Background: Many computational methods have been developed to detect non-reference transposable element (TE) insertions using short-read whole genome sequencing data. The diversity and complexity of such methods often present challenges to new users seeking to reproducibly install, execute, or evaluate multiple TE insertion detectors.

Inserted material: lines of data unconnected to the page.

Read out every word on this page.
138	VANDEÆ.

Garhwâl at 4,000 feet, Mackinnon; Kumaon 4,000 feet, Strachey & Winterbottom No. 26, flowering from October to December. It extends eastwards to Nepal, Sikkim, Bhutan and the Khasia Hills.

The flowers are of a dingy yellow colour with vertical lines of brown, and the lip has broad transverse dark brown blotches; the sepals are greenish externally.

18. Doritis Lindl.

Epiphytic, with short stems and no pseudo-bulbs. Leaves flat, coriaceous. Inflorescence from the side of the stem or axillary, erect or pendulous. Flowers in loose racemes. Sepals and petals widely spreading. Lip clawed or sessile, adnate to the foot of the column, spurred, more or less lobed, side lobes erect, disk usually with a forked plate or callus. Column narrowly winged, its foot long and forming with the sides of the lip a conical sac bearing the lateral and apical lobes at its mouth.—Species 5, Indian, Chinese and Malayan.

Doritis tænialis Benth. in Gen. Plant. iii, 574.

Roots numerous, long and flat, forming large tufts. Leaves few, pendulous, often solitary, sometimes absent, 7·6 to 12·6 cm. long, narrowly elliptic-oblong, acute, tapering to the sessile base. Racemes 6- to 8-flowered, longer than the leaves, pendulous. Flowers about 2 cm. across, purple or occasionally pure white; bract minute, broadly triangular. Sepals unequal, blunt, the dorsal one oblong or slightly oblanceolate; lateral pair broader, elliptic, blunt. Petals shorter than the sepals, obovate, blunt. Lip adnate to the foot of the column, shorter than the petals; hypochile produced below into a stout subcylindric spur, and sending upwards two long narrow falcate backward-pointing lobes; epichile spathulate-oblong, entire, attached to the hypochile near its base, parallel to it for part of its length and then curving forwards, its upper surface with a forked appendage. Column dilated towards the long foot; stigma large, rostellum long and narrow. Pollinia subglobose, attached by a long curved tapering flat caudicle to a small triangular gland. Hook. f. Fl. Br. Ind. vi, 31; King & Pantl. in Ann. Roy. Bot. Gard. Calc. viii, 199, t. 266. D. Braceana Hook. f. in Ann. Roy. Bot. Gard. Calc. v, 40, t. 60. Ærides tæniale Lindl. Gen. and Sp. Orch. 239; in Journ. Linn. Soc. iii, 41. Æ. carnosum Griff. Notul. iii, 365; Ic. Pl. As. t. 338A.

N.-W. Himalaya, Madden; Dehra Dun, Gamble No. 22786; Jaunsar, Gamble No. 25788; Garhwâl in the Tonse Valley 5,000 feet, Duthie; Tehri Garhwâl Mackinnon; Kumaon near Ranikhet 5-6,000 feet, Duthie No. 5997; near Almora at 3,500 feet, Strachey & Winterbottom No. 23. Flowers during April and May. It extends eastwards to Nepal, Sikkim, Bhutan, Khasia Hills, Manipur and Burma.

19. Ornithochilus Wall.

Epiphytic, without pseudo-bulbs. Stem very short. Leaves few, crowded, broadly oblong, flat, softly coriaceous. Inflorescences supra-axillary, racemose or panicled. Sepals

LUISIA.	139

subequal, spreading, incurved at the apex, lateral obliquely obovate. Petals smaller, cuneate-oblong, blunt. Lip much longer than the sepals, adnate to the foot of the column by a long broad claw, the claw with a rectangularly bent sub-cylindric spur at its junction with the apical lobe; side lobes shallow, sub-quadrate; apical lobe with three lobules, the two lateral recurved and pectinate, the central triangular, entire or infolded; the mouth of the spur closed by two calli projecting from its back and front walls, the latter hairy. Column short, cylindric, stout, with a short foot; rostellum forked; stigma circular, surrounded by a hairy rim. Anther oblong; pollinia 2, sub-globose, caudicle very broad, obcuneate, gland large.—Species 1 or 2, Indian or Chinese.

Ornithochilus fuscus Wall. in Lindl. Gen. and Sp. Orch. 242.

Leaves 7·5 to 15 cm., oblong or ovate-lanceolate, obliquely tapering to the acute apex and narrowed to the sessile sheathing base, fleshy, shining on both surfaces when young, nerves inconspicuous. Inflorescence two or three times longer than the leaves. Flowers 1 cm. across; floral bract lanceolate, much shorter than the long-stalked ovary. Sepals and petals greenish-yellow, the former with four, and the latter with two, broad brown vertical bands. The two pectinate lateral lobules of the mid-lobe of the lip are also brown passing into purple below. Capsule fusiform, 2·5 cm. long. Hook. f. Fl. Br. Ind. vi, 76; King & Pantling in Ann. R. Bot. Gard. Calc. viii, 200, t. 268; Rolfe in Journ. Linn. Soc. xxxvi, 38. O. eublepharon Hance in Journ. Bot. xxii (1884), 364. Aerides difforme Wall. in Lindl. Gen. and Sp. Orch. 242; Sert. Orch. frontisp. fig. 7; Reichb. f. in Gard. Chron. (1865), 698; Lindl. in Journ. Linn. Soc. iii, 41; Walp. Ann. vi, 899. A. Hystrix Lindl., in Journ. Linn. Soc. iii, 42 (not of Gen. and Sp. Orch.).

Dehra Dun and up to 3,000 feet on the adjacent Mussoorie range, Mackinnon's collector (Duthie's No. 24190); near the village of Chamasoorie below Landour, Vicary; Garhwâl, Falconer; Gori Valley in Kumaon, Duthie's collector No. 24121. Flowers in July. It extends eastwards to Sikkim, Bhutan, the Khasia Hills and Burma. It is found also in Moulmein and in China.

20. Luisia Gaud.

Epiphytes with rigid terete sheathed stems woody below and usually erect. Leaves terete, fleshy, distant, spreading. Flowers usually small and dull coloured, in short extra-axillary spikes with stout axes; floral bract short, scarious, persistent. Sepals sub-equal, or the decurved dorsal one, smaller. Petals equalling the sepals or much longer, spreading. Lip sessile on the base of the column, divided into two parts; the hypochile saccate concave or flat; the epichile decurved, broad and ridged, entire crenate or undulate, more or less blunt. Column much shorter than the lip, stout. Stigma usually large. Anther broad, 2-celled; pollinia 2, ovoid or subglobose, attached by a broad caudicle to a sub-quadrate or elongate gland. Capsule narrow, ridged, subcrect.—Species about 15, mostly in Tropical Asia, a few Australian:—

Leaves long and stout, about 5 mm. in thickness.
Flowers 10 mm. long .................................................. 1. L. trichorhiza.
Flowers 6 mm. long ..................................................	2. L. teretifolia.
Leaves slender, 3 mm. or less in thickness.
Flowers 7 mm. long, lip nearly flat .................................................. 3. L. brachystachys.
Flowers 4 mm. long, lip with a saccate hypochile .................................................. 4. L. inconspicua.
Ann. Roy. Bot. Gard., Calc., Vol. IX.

Results: We previously developed the McClintock meta-pipeline to facilitate the installation, execution, and evaluation of six first-generation short-read TE detectors. Here, we report a completely re-implemented version of McClintock written in Python using Snakemake and Conda that improves its installation, error handling, speed, stability, and extensibility. McClintock 2 now includes 12 short-read TE detectors, auxiliary pre-processing and analysis modules, interactive HTML reports, and a simulation framework to reproducibly evaluate the accuracy of component TE detectors. When applied to the model microbial eukaryote Saccharomyces cerevisiae, we find substantial variation in the ability of McClintock 2 components to identify the precise locations of non-reference TE insertions, with RelocaTE2 showing the highest recall and precision in simulated data. We find that RelocaTE2, TEMP, TEMP2 and TEBreak provide consistent estimates of [Formula: see text]50 non-reference TE insertions per strain and that Ty2 has the highest number of non-reference TE insertions in a species-wide panel of [Formula: see text]1000 yeast genomes. Finally, we show that best-in-class predictors for yeast applied to resequencing data have sufficient resolution to reveal a dyad pattern of integration in nucleosome-bound regions upstream of yeast tRNA genes for Ty1, Ty2, and Ty4, allowing us to extend knowledge about fine-scale target preferences revealed previously for experimentally-induced Ty1 insertions to spontaneous insertions for other copia-superfamily retrotransposons in yeast.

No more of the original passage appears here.